The second is that the channels Google is investing in (AI Overviews in Search, Gemini App for consumers, Gemini Enterprise for businesses, Cloud-hosted AI for developers) all share the same retrieval logic. Pages that earn citations in one channel tend to earn them in others, because the underlying authority and entity recognition signals are consistent. Guest posting on credible domains and link insertions into authoritative content are not just SEO tactics anymore. They contribute to the citation pool that all of Google’s AI products draw from.

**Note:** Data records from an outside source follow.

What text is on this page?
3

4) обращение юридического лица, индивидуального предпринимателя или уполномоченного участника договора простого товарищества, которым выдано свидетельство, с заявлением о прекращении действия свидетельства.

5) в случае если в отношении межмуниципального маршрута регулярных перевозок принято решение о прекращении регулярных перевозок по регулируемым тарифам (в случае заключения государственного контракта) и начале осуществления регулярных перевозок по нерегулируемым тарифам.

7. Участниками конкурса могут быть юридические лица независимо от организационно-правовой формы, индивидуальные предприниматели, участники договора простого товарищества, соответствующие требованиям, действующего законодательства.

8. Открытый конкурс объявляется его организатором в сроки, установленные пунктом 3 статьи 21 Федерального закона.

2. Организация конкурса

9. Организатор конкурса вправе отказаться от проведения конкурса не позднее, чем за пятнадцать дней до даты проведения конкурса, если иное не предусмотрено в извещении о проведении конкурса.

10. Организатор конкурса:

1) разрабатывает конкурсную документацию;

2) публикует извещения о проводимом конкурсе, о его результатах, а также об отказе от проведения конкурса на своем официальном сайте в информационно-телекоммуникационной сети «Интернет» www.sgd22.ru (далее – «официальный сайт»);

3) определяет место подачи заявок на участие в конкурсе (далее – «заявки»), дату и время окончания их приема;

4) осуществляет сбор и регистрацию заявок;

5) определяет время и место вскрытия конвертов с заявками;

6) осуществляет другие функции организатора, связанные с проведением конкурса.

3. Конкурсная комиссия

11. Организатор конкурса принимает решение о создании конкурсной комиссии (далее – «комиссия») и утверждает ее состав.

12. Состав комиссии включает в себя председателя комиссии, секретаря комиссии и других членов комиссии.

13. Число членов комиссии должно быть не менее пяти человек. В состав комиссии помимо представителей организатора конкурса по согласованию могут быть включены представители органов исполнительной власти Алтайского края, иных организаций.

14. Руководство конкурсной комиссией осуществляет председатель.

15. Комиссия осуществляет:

The third is that the “wait and see” strategic posture is no longer defensible on cost-of-capital grounds. Google is committing $35 billion per quarter to make AI search permanent. Companies pricing their content investment as if AI search might not stick are competing against a company that has put $460 billion of contractually committed enterprise revenue against the opposite bet. Apparently, the question has been settled. The remaining question is which brands invest now, while compounding has time to work, and which brands wait until the gaps become uncatchable.
The quarterly CapEx as a confidence signal
Public companies reveal their actual strategic priorities in their balance sheets, not in their CEO interviews. Words are cheap. $35.7 billion of capital expenditure in 90 days is not. When Google spends that much on infrastructure, issues $31 billion in debt to fund the buildout, and signs $230 billion in net new enterprise contracts in a single quarter, the company is broadcasting a confidence level in AI search permanence that no marketing announcement could match.
The Q1 2026 numbers are not the kind of data points that show up once and then fade. The infrastructure being built will be operating for decades. The enterprise contracts being signed will deliver revenue through 2030 and beyond. The debt being issued will be on the books for the full term of the notes. Every quarter from here forward, Google will report numbers that reinforce the same story: the company has bet its future on AI infrastructure, the bet is too large to unwind, and the products built on that infrastructure will define how content gets discovered for the foreseeable future.
For SEO programs, AI visibility strategies, link building budgets, and content investment plans, the Q1 numbers function as both a confirmation and a clock. The confirmation is that AI search is permanent and the work compounds. The clock is that competitive positioning in AI visibility is being established right now, by brands that recognized the direction of travel before the data made it undeniable. The Q1 earnings just made it undeniable.